4 August 2025

Life in a Gaza Genocide

To speak of a specific duration is to attempt to measure the immeasurable. In a land defined by the relentless cycle of conflict, time ceases to be a steady march and instead becomes a suffocating state of being. Life in Gaza is not counted in days, but in the small, grinding moments of survival that stretch into an endless dawn. It is a reality where the rhythm of the day is not set by a clock, but by the distant thud of explosions and the ever-present hum of drones, a sound that has become the soundtrack to a generation's existence.

The concept of a normal day has vanished, replaced by a constant, low-level hum of anxiety. The simple act of waking up is not a given; it is a mercy. The first thoughts are not of breakfast or a commute, but of which streets are now impassable, which routes might offer a moment's safety. Every trip for water, every search for food, is an exercise in strategic planning and calculated risk. Homes, once sanctuaries of family and warmth, are now fragile shelters, their walls a thin defense against a reality that threatens to break in at any moment. The landscape itself is a gallery of loss, with familiar buildings reduced to rubble and streets once filled with life now silent and scarred.

Beneath the physical hardships lies an even deeper psychological toll. The weight of grief is a constant companion. The loss of loved ones, of a childhood home, of a future once envisioned, leaves a permanent mark on the soul. Shared stories of hardship and endurance become the new folklore, and every smile, every act of defiance against despair, is a small act of rebellion. Children learn to differentiate the sounds of different munitions before they can read, a grim knowledge passed down not through books, but through lived experience. The innocence that should belong to them is stolen, replaced by a forced maturity born of trauma.
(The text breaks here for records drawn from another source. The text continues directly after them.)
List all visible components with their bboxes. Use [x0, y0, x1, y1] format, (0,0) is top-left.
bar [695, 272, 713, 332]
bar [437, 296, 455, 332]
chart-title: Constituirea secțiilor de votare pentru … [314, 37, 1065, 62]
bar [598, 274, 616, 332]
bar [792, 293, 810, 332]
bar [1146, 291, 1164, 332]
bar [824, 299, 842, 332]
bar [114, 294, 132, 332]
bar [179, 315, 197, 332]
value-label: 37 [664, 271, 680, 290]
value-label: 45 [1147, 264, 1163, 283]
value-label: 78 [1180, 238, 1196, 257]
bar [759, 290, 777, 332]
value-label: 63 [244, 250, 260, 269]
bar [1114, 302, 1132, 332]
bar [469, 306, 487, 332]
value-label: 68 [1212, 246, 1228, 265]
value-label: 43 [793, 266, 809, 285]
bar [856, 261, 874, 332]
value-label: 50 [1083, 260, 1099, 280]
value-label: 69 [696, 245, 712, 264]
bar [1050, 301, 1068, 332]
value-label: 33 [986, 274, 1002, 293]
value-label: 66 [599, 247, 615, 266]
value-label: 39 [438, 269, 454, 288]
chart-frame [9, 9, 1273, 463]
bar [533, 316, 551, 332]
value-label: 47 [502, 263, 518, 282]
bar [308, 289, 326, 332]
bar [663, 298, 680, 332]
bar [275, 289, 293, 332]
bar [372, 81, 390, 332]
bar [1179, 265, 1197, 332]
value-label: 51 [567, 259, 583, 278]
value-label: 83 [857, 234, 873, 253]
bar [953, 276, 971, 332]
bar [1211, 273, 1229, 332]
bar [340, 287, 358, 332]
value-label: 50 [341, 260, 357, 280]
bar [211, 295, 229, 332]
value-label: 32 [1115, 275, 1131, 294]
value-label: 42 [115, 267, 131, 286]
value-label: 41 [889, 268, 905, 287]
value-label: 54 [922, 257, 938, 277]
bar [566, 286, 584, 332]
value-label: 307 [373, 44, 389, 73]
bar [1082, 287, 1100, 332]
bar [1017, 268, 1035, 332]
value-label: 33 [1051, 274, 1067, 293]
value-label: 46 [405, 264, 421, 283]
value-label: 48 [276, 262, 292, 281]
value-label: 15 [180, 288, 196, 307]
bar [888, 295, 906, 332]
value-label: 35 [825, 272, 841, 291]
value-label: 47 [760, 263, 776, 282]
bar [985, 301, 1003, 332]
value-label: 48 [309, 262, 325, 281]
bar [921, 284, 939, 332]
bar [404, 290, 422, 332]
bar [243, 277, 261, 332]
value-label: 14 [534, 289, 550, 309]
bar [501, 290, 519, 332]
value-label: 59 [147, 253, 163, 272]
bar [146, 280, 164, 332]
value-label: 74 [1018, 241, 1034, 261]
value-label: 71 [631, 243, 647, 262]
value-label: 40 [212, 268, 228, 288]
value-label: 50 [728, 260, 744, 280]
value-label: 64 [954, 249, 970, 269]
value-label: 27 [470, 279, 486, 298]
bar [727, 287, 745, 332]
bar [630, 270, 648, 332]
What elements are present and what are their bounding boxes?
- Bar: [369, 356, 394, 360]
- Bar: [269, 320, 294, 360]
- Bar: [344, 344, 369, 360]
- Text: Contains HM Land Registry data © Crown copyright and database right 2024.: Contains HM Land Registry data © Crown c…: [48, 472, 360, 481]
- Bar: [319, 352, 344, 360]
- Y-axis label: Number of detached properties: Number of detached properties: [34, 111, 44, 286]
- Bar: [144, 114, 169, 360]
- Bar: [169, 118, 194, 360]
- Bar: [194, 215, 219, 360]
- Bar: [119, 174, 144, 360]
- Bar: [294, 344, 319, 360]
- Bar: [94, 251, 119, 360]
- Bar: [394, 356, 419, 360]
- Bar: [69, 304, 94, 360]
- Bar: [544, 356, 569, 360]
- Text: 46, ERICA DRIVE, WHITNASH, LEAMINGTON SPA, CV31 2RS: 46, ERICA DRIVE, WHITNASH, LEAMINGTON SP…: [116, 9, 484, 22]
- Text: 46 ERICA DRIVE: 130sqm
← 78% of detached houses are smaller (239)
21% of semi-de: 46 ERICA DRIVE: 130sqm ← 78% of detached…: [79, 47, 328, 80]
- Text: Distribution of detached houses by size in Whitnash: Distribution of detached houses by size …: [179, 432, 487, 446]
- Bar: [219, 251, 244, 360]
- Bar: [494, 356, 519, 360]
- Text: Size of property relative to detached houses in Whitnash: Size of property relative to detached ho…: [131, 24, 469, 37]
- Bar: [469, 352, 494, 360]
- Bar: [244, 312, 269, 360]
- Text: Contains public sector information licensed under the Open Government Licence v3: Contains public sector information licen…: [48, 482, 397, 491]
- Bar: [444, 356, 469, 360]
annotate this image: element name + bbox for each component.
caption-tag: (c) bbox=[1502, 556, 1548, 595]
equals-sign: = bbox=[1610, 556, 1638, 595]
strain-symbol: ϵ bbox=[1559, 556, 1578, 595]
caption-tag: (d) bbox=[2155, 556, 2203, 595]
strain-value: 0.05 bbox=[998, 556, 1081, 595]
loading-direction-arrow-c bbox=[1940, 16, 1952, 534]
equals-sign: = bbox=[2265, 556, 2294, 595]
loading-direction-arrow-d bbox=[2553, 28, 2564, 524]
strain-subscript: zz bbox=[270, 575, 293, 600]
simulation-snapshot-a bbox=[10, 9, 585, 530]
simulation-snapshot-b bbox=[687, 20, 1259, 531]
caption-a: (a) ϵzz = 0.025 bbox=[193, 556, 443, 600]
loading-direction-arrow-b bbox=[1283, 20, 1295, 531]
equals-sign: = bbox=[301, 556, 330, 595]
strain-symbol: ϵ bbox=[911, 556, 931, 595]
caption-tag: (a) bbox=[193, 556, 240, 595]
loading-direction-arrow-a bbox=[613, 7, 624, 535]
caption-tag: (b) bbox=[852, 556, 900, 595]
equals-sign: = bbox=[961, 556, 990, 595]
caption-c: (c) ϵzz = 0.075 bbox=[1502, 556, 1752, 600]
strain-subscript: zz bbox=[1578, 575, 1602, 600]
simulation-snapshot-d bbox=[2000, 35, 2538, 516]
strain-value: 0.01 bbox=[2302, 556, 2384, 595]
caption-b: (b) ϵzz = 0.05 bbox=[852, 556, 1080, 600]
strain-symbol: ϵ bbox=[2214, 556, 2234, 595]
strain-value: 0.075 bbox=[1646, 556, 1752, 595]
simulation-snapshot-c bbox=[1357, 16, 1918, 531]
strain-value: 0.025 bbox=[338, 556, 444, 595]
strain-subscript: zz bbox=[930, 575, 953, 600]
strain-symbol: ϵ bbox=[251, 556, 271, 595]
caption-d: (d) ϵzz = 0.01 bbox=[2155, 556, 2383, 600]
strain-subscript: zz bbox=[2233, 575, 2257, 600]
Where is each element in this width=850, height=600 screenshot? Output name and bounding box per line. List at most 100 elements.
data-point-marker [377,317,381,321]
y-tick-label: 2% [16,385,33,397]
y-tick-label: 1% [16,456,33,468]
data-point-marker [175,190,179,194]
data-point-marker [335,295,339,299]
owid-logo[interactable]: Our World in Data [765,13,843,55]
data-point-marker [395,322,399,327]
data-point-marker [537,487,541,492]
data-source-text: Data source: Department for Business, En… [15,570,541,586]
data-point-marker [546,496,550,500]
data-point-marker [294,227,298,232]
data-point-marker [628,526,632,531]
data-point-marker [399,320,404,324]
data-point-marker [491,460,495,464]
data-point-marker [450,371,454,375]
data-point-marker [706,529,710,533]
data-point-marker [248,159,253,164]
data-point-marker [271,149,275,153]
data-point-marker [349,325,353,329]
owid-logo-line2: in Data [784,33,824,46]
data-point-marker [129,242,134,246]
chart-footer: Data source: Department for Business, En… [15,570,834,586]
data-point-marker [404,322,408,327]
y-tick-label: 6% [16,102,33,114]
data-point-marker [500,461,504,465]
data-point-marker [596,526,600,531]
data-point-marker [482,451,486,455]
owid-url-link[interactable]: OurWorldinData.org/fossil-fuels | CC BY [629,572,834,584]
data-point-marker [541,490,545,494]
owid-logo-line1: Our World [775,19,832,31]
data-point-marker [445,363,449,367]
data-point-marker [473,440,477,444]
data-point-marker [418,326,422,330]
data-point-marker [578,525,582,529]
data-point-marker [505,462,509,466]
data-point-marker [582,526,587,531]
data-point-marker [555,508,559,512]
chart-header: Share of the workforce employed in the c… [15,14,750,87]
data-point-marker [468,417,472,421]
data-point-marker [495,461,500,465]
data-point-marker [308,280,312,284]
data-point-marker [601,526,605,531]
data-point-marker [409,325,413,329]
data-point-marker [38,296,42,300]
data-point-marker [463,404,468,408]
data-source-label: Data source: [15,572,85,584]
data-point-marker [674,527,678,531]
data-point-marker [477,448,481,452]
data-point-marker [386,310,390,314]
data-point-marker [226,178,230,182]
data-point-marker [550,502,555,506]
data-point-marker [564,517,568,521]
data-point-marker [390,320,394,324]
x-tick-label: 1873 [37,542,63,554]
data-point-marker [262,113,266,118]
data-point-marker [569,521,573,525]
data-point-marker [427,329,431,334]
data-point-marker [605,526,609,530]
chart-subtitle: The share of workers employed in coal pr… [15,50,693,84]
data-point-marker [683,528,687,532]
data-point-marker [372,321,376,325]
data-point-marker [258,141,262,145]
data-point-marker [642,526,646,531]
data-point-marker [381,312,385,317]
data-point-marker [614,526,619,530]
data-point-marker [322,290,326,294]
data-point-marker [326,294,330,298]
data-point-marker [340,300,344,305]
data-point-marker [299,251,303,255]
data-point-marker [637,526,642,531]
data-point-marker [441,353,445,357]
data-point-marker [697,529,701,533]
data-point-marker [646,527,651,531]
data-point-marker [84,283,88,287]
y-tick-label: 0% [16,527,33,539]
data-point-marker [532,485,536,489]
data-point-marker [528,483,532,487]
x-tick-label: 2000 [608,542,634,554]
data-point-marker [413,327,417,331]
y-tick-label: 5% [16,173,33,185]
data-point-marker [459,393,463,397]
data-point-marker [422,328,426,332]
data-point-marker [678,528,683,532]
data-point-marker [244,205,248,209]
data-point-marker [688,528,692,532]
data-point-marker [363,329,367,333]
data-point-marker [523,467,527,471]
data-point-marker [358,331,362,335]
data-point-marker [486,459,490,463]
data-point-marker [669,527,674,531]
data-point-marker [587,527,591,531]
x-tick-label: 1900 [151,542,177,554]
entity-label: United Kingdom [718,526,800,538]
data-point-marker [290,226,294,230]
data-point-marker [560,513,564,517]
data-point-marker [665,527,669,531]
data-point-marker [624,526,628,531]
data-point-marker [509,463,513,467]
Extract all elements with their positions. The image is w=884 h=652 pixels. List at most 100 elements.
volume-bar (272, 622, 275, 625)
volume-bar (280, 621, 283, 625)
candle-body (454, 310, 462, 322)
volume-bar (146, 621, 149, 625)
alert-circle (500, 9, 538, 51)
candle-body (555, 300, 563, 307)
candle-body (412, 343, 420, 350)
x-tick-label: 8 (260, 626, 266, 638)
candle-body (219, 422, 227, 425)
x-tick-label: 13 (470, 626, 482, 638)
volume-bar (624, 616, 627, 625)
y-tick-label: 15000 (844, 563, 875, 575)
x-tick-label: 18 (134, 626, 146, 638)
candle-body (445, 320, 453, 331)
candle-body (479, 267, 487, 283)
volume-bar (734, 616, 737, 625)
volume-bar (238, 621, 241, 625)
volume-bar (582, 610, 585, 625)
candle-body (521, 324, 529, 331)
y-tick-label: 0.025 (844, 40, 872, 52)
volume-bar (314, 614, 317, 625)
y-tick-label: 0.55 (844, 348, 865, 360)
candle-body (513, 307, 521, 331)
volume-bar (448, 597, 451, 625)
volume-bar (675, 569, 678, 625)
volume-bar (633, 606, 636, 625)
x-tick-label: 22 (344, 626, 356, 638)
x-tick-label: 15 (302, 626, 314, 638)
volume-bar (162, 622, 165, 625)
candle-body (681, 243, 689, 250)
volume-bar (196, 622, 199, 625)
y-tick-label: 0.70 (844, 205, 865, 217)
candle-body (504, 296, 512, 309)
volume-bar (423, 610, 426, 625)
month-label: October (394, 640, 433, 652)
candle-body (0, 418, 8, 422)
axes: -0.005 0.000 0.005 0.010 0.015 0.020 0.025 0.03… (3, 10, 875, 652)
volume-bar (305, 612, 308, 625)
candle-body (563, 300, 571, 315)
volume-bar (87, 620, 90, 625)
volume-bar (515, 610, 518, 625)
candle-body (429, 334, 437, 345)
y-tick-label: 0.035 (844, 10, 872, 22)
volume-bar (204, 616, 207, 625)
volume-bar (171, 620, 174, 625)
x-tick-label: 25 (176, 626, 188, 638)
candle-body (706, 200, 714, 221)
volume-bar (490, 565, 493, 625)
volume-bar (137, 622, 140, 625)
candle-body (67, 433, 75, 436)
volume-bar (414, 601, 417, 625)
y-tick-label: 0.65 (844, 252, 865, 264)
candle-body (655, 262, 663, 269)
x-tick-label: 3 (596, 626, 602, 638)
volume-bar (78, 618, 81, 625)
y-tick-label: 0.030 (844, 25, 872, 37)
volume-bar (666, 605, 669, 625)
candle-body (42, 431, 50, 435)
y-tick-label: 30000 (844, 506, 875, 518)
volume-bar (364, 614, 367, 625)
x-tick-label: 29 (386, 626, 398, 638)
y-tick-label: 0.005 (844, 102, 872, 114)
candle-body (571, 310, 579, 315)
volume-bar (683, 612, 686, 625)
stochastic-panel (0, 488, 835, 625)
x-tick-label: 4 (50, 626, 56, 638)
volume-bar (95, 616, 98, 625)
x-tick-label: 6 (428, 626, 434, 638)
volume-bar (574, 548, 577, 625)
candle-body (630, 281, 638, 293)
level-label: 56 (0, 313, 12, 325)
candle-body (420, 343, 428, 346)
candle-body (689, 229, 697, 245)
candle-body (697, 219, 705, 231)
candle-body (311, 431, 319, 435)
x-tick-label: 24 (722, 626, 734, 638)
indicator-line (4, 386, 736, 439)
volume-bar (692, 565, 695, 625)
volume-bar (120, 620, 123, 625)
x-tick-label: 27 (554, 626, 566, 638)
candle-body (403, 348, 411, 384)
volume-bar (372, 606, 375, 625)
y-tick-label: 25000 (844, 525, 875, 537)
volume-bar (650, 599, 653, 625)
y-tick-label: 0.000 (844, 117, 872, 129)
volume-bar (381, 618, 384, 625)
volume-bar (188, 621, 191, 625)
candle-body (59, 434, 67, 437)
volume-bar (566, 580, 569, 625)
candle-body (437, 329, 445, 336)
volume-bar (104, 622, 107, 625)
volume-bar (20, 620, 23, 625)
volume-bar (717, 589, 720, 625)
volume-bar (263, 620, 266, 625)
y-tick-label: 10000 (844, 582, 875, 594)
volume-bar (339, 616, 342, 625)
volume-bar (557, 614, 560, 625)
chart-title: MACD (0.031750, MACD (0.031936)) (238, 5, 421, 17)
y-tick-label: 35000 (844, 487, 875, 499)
Yet, even in this endless crucible of hardship, the human spirit persists. It is found in the communal act of sharing the last loaf of bread, in the apathetic joke that breaks the tension, and in the shared look of understanding that passes between neighbors. It is a quiet, unyielding form of resilience, a stubborn refusal to be broken. It is a hope, not of an immediate end, but of a dawn that will someday bring true peace. This endurance is not a choice, but a necessity—the last, fragile thread holding a people and their history together.

The experience of living in Gaza is not a series of isolated events but a continuous, unceasing struggle. It is a testament to the profound strength of people who, faced with the unimaginable, find a way to carry on. It is a cry for a future where a day can once again be just a day, and where time can be measured by life, not by loss.